Vodafone Mexefest'17: Movimento é palavra de ordem com o horário completo

O Vodafone Mexefest está de regresso à Avenida da Liberdade, em Lisboa, nos dias 24 e 25 de novembro e os horários completos estão disponíveis no site oficial.

O festival lisboeta, produzido pela Música no Coração, promete ser uma mostra privilegiada da melhor música da atualidade. Uma das características mais importantes do Mexefest é estar disperso por diferentes espaços lisboetas, fazendo o público movimentar-se para assistir aos seus concertos preferidos.

"Um festival com um carisma inigualável e um ambiente tão dinâmico quanto o movimento do público se desloca de sala em sala. Movimento é, aliás, a palavra de ordem.", diz a promotora.

O hip hop ganha reforços com as confirmações de Eva RapDiva, a rainha ginga do rap angolano; e ainda CJ Fly e Nasty Niles, dois nomes fortes do coletivo de hip hop Pro Era, de Brooklyn, liderado por Joey Bada$$, que se tem afirmado como uma das mais vibrantes casas do hip hop norte-americano.

A música nacional volta a ter um lugar de destaque no Vodafone Mexefest, que todos os anos leva a palco uma série de novos talentos da música portuguesa, bem como artistas de referência em géneros tão distintos como a pop, o rock, o hip hop, a eletrónica ou o fado.
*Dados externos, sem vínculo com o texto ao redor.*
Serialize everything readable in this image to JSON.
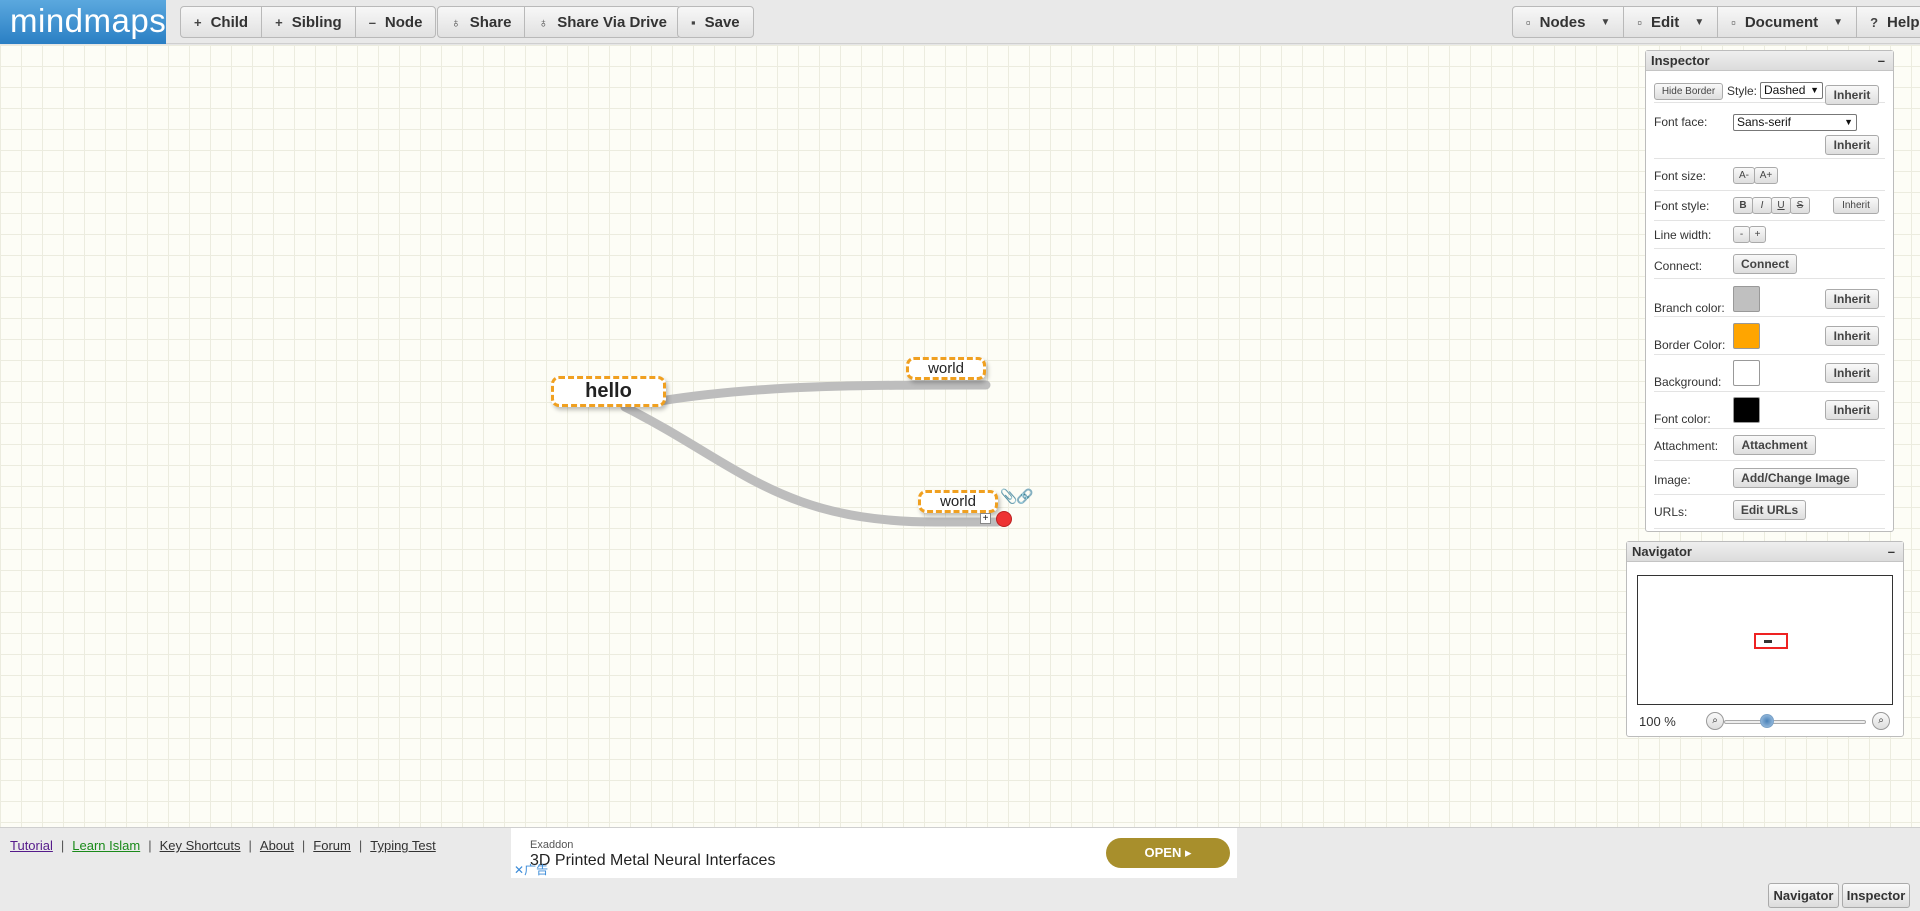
{
  "app": {
    "logo": "mindmaps"
  },
  "toolbar": {
    "child": "Child",
    "sibling": "Sibling",
    "node": "Node",
    "share": "Share",
    "share_drive": "Share Via Drive",
    "save": "Save",
    "menu_nodes": "Nodes",
    "menu_edit": "Edit",
    "menu_document": "Document",
    "help": "Help"
  },
  "mindmap": {
    "root": "hello",
    "children": [
      "world",
      "world"
    ],
    "branch_color": "#bdbdbd",
    "border_color": "#f0a020"
  },
  "inspector": {
    "title": "Inspector",
    "hide_border": "Hide Border",
    "style_label": "Style:",
    "style_value": "Dashed",
    "inherit": "Inherit",
    "font_face_label": "Font face:",
    "font_face_value": "Sans-serif",
    "font_size_label": "Font size:",
    "font_size_dec": "A-",
    "font_size_inc": "A+",
    "font_style_label": "Font style:",
    "bold": "B",
    "italic": "I",
    "underline": "U",
    "strike": "S",
    "line_width_label": "Line width:",
    "line_dec": "-",
    "line_inc": "+",
    "connect_label": "Connect:",
    "connect": "Connect",
    "branch_color_label": "Branch color:",
    "border_color_label": "Border Color:",
    "background_label": "Background:",
    "font_color_label": "Font color:",
    "attachment_label": "Attachment:",
    "attachment": "Attachment",
    "image_label": "Image:",
    "image": "Add/Change Image",
    "urls_label": "URLs:",
    "urls": "Edit URLs",
    "colors": {
      "branch": "#c0c0c0",
      "border": "#ffa500",
      "background": "#ffffff",
      "font": "#000000"
    }
  },
  "navigator": {
    "title": "Navigator",
    "zoom": "100 %"
  },
  "footer": {
    "links": [
      "Tutorial",
      "Learn Islam",
      "Key Shortcuts",
      "About",
      "Forum",
      "Typing Test"
    ],
    "ad_brand": "Exaddon",
    "ad_title": "3D Printed Metal Neural Interfaces",
    "ad_cta": "OPEN",
    "ad_close": "广告",
    "navigator_btn": "Navigator",
    "inspector_btn": "Inspector"
  }
}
Este ano, as apostas das novas confirmações do Festival passam pela eletrónica de Surma e da dupla Haëma; o rock puro e duro dos Killimanjaro; o funk da dupla de DJs formada por André Granada e Tiago Pinto, Funkamente!; a distorção do trio Panado; a influência da Música Popular Portuguesa de Lavoisier; o projeto a solo de Filipe C. Monteiro, Tomara; o tropicalismo de La FLAMA Blanca; a viola campaniça de O Gajo de João Morais; a festa sempre bem vinda dos Kumpania Algazarra; o universo boémio do Conjunto Corona; a inspiração africana dos Fogo Fogo; o cruzamento da eletrónica com a estética do hip hop do DJ Slimcutz; a fusão musical dos Iguana Garcia, que junta loops de guitarra com beats eletrónicos; o ié-ié minhoto dos El Señor; o garage-pop de Vaiapraia e as Rainhas do Baile; o Cante Alentejano com o Grupo Coral e Etnográfico Os Camponeses de Pias; e a magia a capella das Sopa de Pedra, um dos segredos mais bem guardados da nova música portuguesa.

De várias nacionalidades são os cantautores que este ano atuam no Festival. Nas últimas confirmações encontramos o britânico Hak Baker; o projeto nacional de Manuel Lourenço, Primeira Dama; e o brasileiro sediado no Porto, Luca Argel. Do Brasil chega também o projeto Kastrupismo, do baterista, percussionista e produtor musical Guilherme Kastrup.